It’s easy to get lost in the day-to-day details of running a store – checking to see whether the staff got to work on time, whether the day’s shipments arrived complete, whether the roof is leaking. (If your store isn’t located in a place where ice dams are a problem, you can probably cross that one off your list.)  But it’s important to make time for big picture issues too.  As we go into the second year of COVID-19, that includes seeking all the government funds available to help you get through the pandemic.

Do you know about the ERC?  According to the IRS website, “The Employee Retention Credit under the CARES Act encourages businesses to keep employees on their payroll. The refundable tax credit is 50% of up to $10,000 in wages paid by an eligible employer whose business has been financially impacted by COVID-19.”  On December 27, 2020 the Taxpayer Certainty and Disaster Tax Relief Act of 2020 amended and extended the ERC, so you may be eligible as long as you have retained employees during the pandemic and experienced financial disruption during that time.
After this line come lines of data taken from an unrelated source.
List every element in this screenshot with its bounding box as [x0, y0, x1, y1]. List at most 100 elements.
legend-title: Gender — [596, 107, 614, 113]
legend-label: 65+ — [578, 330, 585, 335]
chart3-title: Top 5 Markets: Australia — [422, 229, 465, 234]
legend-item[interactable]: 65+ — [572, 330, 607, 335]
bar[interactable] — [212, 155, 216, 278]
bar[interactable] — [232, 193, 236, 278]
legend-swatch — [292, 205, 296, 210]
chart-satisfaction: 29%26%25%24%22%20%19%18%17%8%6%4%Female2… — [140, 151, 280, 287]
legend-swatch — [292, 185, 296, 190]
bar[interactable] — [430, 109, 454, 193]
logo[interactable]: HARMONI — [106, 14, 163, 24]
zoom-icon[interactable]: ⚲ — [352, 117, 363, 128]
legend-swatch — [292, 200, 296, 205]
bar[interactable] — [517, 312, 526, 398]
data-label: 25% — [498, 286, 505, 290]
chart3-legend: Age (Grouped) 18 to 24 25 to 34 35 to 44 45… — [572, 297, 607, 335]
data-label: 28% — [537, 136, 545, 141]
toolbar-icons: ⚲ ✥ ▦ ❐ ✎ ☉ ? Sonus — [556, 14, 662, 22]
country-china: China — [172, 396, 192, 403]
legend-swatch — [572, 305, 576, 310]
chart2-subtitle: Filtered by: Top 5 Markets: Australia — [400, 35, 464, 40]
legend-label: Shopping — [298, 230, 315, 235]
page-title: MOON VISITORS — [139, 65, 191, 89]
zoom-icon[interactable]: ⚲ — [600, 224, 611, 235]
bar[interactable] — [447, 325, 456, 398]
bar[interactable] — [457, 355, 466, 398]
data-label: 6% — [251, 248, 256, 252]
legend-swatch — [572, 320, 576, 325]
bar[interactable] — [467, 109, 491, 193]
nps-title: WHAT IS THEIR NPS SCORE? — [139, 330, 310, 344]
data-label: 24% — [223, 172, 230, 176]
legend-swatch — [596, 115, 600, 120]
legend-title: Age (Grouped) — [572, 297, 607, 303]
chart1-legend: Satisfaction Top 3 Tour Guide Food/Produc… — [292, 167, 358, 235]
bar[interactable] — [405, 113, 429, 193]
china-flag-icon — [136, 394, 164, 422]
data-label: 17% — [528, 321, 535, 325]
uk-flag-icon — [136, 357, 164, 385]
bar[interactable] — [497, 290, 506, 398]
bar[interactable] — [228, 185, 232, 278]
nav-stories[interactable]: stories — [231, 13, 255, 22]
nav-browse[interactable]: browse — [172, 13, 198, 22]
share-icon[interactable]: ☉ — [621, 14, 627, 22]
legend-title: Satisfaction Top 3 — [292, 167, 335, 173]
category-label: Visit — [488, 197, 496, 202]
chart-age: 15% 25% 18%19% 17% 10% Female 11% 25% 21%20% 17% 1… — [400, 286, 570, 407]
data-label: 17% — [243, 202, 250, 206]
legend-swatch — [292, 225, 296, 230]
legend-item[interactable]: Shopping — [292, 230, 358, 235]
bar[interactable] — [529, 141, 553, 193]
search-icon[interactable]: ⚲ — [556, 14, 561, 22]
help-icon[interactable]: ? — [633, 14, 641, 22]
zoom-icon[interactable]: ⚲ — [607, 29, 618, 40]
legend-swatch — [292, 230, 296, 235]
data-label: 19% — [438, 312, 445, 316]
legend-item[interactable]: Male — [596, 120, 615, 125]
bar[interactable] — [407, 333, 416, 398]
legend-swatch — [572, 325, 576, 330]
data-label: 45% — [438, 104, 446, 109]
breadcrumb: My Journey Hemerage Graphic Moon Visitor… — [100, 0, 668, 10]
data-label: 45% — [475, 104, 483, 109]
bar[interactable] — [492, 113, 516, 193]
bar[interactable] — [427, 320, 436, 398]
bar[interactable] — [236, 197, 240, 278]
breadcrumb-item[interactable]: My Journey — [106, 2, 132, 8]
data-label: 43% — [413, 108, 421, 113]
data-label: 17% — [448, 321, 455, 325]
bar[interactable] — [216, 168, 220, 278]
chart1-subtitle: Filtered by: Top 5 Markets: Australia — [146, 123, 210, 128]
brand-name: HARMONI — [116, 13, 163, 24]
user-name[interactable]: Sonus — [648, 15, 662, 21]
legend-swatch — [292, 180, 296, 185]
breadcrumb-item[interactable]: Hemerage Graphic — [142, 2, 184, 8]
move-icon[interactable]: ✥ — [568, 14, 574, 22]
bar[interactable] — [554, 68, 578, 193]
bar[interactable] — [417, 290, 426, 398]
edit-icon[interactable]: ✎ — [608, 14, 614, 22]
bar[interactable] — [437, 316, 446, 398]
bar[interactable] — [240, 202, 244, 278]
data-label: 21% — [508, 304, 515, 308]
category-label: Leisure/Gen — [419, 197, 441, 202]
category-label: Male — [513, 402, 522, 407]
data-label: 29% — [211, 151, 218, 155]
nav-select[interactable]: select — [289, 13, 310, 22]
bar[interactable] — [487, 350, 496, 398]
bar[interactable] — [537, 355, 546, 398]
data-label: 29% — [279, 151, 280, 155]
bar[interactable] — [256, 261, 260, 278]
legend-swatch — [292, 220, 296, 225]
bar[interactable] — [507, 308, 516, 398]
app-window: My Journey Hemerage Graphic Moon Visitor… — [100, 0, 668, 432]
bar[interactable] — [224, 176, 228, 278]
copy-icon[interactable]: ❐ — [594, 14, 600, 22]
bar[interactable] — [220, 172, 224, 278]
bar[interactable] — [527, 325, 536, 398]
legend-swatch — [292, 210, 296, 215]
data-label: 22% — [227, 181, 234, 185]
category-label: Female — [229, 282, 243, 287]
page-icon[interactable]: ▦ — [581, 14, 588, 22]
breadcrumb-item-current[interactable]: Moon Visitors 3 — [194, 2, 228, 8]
The SBA has recently announced the next round of the Paycheck Protection Program (PPP), called Second Draw PPP loans.  Applications are open between now and March 31, 2021. Note that PPP funds are considered a loan unless you successfully seek to have the loan forgiven – another task that you don’t want to have go to the bottom of your to-do list.  You need to apply for a PPP loan through a lender such as your local bank, and to work with the same institution on the forgiveness process.

Whether or not you received PPP funds in the first round, you should see if you are eligible this year.  The rules have changed slightly, and the SBA states that “Second Draw PPP Loans can be used to help fund payroll costs, including benefits. Funds can also be used to pay for mortgage interest, rent, utilities, worker protection costs related to COVID-19, uninsured property damage costs caused by looting or vandalism during 2020, and certain supplier costs and expenses for operations.”

Some states, cities and counties have special funds set up to help small businesses get through this difficult period. These programs all have application deadlines, so you need to make researching all your options a high priority (despite distractions such a leaking roof).